Kamar Aiken worked his way up from nowhere to big-time producer in 2015, and now he’s trying to work his way back up from nowhere again.

Aiken is with his sixth team in eight years, trying to jump-start a once-promising career.

“I’m 29 now,” he said after practice Friday. “That’s young, but it’s like dog years in the NFL.”

All things being equal, NFL teams are always going to keep the younger guy around. Not only do they have a higher upside, they’re a lot cheaper.

So Aiken has his work cut out for him just to get an opportunity at this point in his career.

“It’s been frustrating, yeah, the last two years especially,” he said. “I feel like I’m in the right state of mind now. Getting back to my roots. Starting from scratch. Started all over. Started doing my workouts that I did in college. I feel like I needed to start all over.”

Aiken played a couple games with the Bills as a 22-year-old rookie in 2011 and one game with the Patriots in 2012 before spending some time on the Bears’ practice squad in 2013.

In 2014, he made the Ravens and played a little bit, then had a breakthrough in 2015 with that 75-for-944-5 season.

He dropped to 29 catches in 2016 and then caught just 15 passes with the Colts last year.

So he signed with the Eagles last week in what could be a last-ditch effort to extend his career.

He said he had some other offers. So why join a team that already has Alshon Jeffery, Nelson Agholor, Mike Wallace, Markus Wheaton, Mack Hollins, Shelton Gibson and Greg Ward?

“It is a talented group, but I wanted to be here,” he said. “I had opportunities to go to other places, but the most important thing for me was to win. I’ve been on teams that lose, and that’s not fun. Losing isn’t fun. I felt like football wasn’t fun anymore.

“I wanted to get back to somewhere where they win, where they instill the right culture, where they have good veteran leadership. I wanted to get back to that.” 

Aiken, like Matt Jones, his Colts teammate last year, like Wheaton, like LaRoy Reynolds is a typical smart Howie Roseman signing.

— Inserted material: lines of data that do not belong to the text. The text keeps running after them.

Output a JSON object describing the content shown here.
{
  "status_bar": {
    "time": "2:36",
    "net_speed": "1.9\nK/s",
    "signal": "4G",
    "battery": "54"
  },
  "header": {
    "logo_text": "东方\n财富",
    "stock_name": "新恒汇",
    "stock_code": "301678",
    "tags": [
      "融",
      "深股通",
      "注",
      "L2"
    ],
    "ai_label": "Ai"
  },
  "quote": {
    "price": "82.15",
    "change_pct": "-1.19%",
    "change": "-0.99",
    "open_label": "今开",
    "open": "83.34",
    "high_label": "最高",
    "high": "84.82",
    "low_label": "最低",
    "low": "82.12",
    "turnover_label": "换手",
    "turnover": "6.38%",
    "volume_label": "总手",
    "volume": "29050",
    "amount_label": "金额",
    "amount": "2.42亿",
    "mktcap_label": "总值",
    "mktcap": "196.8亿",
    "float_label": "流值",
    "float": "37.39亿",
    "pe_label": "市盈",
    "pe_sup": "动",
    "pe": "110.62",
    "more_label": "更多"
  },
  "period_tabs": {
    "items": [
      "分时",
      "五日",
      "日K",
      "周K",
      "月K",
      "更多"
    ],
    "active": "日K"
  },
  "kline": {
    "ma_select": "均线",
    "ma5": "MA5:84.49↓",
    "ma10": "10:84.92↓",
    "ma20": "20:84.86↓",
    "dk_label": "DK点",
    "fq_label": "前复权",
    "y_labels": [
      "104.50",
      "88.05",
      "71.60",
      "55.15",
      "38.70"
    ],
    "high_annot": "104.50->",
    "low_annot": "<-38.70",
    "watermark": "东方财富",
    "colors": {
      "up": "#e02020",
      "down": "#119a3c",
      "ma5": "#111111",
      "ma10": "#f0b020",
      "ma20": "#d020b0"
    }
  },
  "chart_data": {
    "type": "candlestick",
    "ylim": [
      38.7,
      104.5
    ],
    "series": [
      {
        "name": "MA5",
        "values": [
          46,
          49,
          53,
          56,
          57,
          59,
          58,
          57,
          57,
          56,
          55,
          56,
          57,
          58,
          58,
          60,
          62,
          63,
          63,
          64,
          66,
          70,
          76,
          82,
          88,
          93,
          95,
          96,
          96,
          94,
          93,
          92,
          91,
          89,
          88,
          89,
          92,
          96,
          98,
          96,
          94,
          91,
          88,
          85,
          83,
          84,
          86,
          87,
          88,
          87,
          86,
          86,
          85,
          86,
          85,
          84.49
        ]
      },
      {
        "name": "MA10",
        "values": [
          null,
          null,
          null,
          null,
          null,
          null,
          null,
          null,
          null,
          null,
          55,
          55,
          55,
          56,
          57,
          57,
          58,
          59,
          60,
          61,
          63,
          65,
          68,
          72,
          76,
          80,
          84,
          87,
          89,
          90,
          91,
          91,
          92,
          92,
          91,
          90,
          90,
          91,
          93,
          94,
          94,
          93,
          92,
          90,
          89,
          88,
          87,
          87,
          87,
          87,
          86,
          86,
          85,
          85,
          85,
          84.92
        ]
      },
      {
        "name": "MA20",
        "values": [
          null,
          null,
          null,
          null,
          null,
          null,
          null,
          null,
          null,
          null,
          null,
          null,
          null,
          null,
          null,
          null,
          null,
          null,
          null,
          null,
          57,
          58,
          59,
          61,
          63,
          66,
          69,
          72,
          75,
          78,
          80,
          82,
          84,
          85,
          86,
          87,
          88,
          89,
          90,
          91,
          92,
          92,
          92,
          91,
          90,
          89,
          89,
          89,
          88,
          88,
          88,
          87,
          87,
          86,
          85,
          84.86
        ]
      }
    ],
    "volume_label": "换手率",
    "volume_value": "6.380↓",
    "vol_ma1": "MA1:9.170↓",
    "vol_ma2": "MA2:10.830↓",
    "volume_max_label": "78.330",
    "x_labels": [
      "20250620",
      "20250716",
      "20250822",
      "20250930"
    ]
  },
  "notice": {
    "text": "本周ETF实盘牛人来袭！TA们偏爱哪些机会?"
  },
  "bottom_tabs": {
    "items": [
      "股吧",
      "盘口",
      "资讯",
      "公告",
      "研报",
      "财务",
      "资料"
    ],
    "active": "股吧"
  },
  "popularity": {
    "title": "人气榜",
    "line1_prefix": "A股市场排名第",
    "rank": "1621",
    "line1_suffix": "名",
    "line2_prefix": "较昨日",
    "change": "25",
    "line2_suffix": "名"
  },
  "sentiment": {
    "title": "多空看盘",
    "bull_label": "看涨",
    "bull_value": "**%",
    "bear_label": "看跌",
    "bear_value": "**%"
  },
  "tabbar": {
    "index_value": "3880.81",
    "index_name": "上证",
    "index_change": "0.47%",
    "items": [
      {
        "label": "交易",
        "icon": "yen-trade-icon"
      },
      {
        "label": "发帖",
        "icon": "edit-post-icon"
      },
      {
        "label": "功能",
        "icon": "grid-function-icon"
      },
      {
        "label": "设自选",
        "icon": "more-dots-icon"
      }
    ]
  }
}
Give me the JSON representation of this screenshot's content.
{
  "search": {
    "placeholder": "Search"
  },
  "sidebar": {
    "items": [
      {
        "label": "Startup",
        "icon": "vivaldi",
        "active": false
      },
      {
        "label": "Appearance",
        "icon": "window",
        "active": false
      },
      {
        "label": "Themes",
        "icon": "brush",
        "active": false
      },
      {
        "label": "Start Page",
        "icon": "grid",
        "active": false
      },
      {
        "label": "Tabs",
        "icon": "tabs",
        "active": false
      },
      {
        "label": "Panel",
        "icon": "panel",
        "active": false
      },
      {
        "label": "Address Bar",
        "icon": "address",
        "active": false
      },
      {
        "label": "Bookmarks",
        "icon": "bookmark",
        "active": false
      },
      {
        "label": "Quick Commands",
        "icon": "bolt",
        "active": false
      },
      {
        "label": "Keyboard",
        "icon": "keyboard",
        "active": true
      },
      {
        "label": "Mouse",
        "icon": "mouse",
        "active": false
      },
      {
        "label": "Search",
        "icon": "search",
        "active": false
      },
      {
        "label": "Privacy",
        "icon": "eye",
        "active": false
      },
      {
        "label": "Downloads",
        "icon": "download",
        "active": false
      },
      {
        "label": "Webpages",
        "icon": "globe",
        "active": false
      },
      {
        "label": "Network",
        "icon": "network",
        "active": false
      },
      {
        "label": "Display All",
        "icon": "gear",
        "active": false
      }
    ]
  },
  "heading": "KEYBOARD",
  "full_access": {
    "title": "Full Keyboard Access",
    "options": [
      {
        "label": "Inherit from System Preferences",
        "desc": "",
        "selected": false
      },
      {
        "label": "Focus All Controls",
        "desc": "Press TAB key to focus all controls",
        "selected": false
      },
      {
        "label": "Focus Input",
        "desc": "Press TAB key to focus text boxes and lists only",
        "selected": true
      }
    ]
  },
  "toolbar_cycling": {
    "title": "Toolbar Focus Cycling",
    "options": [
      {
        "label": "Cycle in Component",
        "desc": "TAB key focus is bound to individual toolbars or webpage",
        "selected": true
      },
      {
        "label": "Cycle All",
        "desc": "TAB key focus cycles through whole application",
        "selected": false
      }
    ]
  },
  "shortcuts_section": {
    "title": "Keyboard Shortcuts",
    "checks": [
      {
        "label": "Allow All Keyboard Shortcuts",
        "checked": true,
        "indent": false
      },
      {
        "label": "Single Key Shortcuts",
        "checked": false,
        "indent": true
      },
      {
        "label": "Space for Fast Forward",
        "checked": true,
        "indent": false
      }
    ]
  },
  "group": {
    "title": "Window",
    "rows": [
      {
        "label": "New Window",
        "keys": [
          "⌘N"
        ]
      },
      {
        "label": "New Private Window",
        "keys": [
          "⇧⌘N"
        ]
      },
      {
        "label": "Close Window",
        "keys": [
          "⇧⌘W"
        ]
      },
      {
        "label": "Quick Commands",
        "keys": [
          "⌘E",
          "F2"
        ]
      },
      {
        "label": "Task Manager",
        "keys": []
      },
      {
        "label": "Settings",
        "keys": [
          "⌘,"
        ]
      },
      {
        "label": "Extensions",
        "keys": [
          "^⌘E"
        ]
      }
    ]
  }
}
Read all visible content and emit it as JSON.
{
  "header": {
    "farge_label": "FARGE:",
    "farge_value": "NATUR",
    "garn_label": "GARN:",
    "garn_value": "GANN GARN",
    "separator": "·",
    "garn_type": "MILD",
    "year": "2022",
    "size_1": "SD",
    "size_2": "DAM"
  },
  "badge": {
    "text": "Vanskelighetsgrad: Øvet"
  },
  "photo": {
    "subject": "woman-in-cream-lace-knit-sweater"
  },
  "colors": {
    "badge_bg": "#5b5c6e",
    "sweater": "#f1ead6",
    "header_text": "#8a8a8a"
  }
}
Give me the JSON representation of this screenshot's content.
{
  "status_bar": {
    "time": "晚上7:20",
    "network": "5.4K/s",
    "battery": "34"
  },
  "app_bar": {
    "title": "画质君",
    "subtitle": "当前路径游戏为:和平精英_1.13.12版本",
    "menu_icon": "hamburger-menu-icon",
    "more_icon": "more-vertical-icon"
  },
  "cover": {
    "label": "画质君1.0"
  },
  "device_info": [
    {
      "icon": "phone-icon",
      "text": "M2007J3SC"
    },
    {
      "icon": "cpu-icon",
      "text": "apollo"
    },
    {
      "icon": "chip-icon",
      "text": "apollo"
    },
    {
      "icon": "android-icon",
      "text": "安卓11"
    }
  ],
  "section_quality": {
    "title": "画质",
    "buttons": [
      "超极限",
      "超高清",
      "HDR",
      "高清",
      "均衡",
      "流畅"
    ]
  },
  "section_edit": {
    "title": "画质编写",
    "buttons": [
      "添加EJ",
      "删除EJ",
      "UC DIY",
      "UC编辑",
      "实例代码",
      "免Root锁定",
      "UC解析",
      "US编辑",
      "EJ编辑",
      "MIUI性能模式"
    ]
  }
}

He’s a guy who’s had success in the past. A guy who faces long odds just to make the team. A guy who counts nothing against the salary cap if he’s released.

High reward, low risk.

“Finding the right situation, that’s big,” he said. “Just being somewhere where I can fit in right away with the guys and you have the coaches who can put you in the right situation. That’s why I’m here.”

Aiken’s resume is intriguing.

He has 37 career catches of 15 yards or more, five catches of 30 yards or more.  

Once upon a time, he was a legit NFL receiver. Now he’s got a month to prove he still is.

“My job here is to gain the trust of the guys and the coaches and earn a spot,” he said. “Just want to prove that I belong.

“They have something special going on here, and I want to be a part of it.”